When I pray, how do I really know that God is listening? Quiet as it’s kept, a lot of people secretly ask themselves this question.
Prayer is best simply defined as having a conversation and when we converse with God it should be like conversing with one of our best friends. The only difference in conversations is that God doesn’t typically respond audibly nor immediately. However, you can rest assured that when you speak, He hears you and He will always answer you.
I John 5:14-15 reminds all believer of this truth, “ And we are confident that He hears us whenever we ask for anything that pleases him.
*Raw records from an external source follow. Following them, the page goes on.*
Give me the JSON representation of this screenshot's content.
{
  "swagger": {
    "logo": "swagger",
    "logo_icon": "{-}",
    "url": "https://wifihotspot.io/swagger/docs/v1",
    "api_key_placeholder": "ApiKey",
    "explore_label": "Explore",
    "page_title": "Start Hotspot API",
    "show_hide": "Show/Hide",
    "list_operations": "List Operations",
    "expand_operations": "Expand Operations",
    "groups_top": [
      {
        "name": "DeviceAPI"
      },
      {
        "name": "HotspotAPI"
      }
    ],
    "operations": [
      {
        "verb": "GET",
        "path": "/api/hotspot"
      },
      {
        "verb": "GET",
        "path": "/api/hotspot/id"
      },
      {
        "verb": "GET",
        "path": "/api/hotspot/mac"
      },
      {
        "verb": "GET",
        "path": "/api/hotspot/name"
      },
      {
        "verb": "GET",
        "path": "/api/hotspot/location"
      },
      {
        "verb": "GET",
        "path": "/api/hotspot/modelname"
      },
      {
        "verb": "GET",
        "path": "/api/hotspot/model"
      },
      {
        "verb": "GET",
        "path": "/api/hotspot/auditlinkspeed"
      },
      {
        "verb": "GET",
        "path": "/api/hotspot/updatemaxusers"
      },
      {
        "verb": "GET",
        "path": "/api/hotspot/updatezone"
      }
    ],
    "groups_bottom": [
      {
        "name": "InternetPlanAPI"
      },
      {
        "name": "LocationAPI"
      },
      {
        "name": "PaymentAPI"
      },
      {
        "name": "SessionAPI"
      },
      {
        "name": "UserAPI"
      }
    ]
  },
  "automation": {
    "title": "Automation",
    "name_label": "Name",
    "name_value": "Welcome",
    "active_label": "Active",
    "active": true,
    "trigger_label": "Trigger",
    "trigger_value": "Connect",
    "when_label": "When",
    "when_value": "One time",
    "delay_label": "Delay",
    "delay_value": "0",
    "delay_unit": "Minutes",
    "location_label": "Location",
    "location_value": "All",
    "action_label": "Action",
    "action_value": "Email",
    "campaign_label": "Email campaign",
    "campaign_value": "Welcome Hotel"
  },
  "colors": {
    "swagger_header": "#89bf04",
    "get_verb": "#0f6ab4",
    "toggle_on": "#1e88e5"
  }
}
And since we know He hears us when we make our requests, we also know that He will give us what we ask for.”
In the above passages of text John relates the idea of confidence in prayer to our salvation in Christ. In other words, if we know that we are saved, sealed and delivered, than we should equally possess the same conviction that when we communicate to God, He hears every spoken and/or unspoken prayer.
Once we get comfortable with the idea that God hears our prayers the next conflict arises when we don’t get what we prayed for. Too often believers skip right over the suffix of v13. John says, if we ask according to His will not our will! A common—but only partly correct—idea about prayer is that its purpose is to get things from God and to change His mind regarding the course of events.
Oh but on the contrary, prayer is not just about getting what you ask for, but about living in peace even when you don’t get what we want. Prayer removes anxiety and restores understanding in both heart and mind. Philippians 4:6-7 confirms, “Do not be anxious about anything, but in every situation, by prayer and petition, with thanksgiving, present your requests to God. And the peace of God, which transcends all understanding, will guard your hearts and your minds in Christ Jesus.”
Jesus said in Matthew 6:8: “Therefore do not be like [the hypocrites]. For your Father knows the things you have need of before you ask Him.” This verse leads into the model prayer, indicating that we should not pray with the idea that we are bringing something new to God. It also introduces the thought that the purpose of prayer is not to overcome God’s reluctance to answer and give but rather to lay hold of His willingness to help us toward His perspective, the fulfillment of His purpose, and into His Kingdom. The overall emphasis in our requests, then, must be inclined toward His purpose and will.
I’ll close with this reminder: God sees, God knows, God cares, and if you have time to pray (according to His will), God takes time to listen!